Project Description
The recent years have seen the rise of platform firms like Amazon and eBay as the new marketplace between global manufacturers and consumers. A new academic literature has analysed how such platforms drastically changed the way countries, firms and people trade and participate in global value chains (GVCs). Generally, the literature points out how platforms decrease frictions to trade, but often at the cost of increasing market concentration and excessive bargaining power by platforms’ owners. While these findings are consolidated for developed countries, the lack of data makes it more difficult to study whether platforms played a similar role also in emerging economies. The first strand of this project contributes to this literature by studying how online platforms have helped firms in emerging economies to trade more.
In the first strand of research, the Principal Investigator collaborated with Edoardo Chiarotti, an added staff member, and Daria Taglioni, a senior economist at the World Bank, to undertake a project assessing how information and communication technology (ITC) may help firms in emerging economies to trade more and join global value chains (GVC). Specifically, this strand of the project focuses on the role of platform firms, i.e. online matchmakers which can reduce search costs and matching frictions and thus make it easier for small firms to participate to GVC. This collaboration resulted in the following paper : “Trading through Platforms: Evidence from AliExpress”, which empirically addresses the beneficial impact of AliExpress – Alibaba’s trade-oriented platform – on Chinese exports. With a difference-in-differences regression analysis, this paper finds that AliExpress has largely boosted exports of Chinese firms, specifically to the benefit of Chinese value added. This evidence is highly valuable for policy makers in developing countries, as it shows how an online-trade platform can help an emerging economy to trade more and move up in the global value chain.
In the second strand of research, the team focused on investigating the firm-level dynamics of openness, innovation and productivity. Despite the multitude of studies on the link between firms' degree of openness, innovation and productivity, there are still a few key gaps in the literature. First, most of the related literature is based on aggregated country-level or sector-level analyses. Among the studies that do use firm-level data, nearly all of them use cross-section data which does not allow one to capture unobserved firm-level heterogeneity (that also goes unaccounted for in the case of more aggregate analyses). Second, the majority of this literature focuses on advanced economies and firm-level evidence on developing countries is still relatively limited. This is in part due to the scarcity of comparable firm-level survey data for developing countries. The second strand of this project aims to fill these two gaps in the literature by leveraging the World Bank Enterprise Surveys to construct a cross-country panel dataset spanning over 40 emerging markets and developing economies. By focusing on the link between openness, innovation and productivity, this paper aims to advance the understanding of how developing and emerging economies can maximise their potential gains from openness.

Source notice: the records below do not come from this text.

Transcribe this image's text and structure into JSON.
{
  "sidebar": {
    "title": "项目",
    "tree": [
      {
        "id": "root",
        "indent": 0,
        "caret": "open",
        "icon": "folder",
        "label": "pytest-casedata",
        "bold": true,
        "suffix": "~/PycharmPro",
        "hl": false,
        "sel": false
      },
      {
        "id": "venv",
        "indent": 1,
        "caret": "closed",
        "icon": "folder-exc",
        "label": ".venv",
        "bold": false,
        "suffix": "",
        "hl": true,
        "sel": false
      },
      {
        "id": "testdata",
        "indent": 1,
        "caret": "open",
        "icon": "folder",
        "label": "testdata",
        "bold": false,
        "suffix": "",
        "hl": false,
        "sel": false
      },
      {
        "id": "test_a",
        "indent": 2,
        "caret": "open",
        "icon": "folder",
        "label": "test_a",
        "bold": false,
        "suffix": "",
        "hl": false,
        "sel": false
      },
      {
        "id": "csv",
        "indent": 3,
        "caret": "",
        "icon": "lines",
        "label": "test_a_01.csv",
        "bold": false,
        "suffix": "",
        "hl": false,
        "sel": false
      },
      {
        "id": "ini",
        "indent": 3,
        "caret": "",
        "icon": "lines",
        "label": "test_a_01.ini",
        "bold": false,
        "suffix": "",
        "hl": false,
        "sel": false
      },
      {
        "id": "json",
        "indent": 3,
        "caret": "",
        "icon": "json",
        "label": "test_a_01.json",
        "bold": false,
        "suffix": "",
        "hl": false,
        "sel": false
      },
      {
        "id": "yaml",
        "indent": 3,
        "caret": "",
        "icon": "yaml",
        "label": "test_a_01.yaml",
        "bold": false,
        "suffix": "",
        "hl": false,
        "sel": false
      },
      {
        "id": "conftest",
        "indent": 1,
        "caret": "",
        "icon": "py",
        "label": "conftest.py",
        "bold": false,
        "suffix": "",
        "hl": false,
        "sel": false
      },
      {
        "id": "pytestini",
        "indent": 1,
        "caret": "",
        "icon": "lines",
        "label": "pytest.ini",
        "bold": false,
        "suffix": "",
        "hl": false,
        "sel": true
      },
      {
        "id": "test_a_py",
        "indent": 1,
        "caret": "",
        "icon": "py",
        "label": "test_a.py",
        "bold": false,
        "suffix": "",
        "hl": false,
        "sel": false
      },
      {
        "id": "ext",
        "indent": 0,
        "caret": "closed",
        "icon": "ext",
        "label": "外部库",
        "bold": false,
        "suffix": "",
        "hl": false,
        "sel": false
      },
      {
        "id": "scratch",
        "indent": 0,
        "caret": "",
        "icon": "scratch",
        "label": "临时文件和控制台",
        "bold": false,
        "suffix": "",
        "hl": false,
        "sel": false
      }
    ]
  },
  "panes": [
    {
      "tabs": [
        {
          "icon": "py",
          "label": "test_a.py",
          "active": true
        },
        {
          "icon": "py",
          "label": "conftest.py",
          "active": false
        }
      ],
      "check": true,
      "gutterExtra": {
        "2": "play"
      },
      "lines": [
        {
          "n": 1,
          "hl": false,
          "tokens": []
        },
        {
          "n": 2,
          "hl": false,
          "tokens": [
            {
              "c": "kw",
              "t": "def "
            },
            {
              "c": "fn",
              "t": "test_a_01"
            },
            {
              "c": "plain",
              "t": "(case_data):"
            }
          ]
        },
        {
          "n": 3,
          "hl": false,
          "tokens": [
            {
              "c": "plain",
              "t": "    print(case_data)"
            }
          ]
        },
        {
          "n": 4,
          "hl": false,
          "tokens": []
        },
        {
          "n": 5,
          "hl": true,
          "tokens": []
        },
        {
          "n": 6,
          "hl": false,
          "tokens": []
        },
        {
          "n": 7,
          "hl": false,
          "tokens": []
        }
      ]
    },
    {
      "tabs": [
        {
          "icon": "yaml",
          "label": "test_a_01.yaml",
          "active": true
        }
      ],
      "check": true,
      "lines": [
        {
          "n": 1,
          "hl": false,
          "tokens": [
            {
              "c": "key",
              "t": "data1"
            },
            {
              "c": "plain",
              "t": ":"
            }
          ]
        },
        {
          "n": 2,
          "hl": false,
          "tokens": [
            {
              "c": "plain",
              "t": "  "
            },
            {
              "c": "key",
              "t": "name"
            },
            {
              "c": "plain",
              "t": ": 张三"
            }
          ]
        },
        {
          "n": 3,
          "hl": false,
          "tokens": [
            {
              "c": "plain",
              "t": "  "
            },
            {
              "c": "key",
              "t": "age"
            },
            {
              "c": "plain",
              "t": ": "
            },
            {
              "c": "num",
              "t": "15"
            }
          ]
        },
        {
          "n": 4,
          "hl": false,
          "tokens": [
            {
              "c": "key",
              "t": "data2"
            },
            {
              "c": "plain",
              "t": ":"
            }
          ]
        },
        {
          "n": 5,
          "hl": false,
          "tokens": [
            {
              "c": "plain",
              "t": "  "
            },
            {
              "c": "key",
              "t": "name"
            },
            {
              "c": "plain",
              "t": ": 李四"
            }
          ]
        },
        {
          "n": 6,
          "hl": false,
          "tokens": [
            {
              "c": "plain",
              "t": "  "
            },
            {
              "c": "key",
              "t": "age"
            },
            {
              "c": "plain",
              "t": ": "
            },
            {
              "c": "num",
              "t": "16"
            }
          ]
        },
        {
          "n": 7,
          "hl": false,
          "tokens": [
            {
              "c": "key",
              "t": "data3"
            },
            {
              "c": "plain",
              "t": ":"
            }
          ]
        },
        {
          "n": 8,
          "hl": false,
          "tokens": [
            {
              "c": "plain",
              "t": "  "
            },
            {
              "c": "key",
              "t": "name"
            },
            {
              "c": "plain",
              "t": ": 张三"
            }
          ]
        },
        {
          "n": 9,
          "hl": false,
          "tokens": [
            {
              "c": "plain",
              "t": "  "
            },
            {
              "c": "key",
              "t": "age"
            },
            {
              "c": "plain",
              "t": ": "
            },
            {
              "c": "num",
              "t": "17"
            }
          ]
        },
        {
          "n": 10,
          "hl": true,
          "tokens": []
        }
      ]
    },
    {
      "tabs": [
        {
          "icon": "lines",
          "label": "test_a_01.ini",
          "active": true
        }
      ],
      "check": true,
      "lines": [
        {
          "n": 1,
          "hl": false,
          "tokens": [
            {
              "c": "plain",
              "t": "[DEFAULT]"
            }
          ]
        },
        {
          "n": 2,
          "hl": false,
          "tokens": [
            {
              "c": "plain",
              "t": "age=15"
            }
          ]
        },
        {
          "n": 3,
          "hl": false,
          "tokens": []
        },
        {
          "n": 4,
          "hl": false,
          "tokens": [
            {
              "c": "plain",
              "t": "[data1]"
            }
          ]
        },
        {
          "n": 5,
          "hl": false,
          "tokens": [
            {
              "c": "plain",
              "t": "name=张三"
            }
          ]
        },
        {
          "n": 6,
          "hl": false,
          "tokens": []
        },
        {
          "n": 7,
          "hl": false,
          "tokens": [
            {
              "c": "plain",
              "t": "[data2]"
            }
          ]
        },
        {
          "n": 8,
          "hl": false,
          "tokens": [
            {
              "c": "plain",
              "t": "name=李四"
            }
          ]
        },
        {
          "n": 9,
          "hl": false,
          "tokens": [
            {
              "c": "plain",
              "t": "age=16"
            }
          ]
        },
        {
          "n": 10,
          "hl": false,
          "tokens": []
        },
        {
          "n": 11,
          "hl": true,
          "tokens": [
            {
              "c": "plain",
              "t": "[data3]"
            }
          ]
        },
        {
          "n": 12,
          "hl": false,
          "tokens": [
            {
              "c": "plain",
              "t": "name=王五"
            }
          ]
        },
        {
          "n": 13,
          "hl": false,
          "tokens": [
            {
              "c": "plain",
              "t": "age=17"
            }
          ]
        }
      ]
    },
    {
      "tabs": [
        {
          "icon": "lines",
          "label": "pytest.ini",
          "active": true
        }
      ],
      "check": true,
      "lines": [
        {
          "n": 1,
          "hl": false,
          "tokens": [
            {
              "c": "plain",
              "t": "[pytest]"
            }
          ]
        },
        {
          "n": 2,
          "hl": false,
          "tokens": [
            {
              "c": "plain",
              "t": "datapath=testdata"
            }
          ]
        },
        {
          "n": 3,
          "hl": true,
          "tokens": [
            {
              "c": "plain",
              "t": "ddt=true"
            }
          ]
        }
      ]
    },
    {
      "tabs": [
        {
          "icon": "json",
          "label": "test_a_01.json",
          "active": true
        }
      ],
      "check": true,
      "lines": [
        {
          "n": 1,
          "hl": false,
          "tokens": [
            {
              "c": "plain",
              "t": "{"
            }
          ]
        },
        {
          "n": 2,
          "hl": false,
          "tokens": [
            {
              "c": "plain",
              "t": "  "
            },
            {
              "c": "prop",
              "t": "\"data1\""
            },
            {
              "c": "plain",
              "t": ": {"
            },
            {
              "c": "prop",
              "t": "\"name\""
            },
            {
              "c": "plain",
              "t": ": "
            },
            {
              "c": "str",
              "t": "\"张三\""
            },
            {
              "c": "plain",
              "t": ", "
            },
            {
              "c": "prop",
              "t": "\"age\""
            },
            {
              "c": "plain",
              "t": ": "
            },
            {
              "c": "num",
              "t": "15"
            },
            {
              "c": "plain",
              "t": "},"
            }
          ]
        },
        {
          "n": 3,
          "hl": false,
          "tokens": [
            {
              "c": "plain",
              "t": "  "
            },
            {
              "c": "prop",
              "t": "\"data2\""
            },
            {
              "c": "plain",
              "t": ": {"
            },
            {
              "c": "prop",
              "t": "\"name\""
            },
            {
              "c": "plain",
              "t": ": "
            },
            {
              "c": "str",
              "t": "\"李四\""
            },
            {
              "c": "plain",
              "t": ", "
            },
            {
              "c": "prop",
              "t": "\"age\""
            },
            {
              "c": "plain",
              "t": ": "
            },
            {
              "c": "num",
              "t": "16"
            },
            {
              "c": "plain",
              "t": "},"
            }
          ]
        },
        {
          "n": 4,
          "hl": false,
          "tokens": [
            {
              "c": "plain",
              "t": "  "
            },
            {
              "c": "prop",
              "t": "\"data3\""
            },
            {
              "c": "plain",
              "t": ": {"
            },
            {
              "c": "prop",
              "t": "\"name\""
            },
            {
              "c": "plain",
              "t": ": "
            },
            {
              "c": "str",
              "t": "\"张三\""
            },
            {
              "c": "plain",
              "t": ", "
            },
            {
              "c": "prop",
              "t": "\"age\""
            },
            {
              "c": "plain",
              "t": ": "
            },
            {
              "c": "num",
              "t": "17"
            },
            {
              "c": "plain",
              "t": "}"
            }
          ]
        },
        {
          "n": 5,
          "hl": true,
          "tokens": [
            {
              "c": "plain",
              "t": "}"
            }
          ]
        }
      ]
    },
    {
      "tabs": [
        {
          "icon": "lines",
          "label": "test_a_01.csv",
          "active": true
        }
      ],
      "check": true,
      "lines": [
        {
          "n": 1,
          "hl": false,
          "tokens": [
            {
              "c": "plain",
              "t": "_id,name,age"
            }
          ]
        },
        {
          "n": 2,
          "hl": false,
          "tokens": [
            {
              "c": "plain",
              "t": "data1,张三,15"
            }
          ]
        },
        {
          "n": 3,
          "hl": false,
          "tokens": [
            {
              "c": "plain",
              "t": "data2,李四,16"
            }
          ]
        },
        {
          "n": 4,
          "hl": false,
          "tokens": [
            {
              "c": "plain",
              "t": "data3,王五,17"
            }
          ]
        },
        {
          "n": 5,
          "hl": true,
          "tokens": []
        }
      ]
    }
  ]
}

In the past year, this project has benefited from comments and suggestions from participants at various academic conferences, namely GLOBECOS - Global Community of Social Sciences, UIC Barcelona Seminar on Collaborative Economy in the Digital Environment, Virtual Conference on the Challenges of Contemporary Economics and the 8th International Conference On Sustainable Development, among others. The team is now working on the final drafts of the two papers to submit to top peer-reviewed economic journals.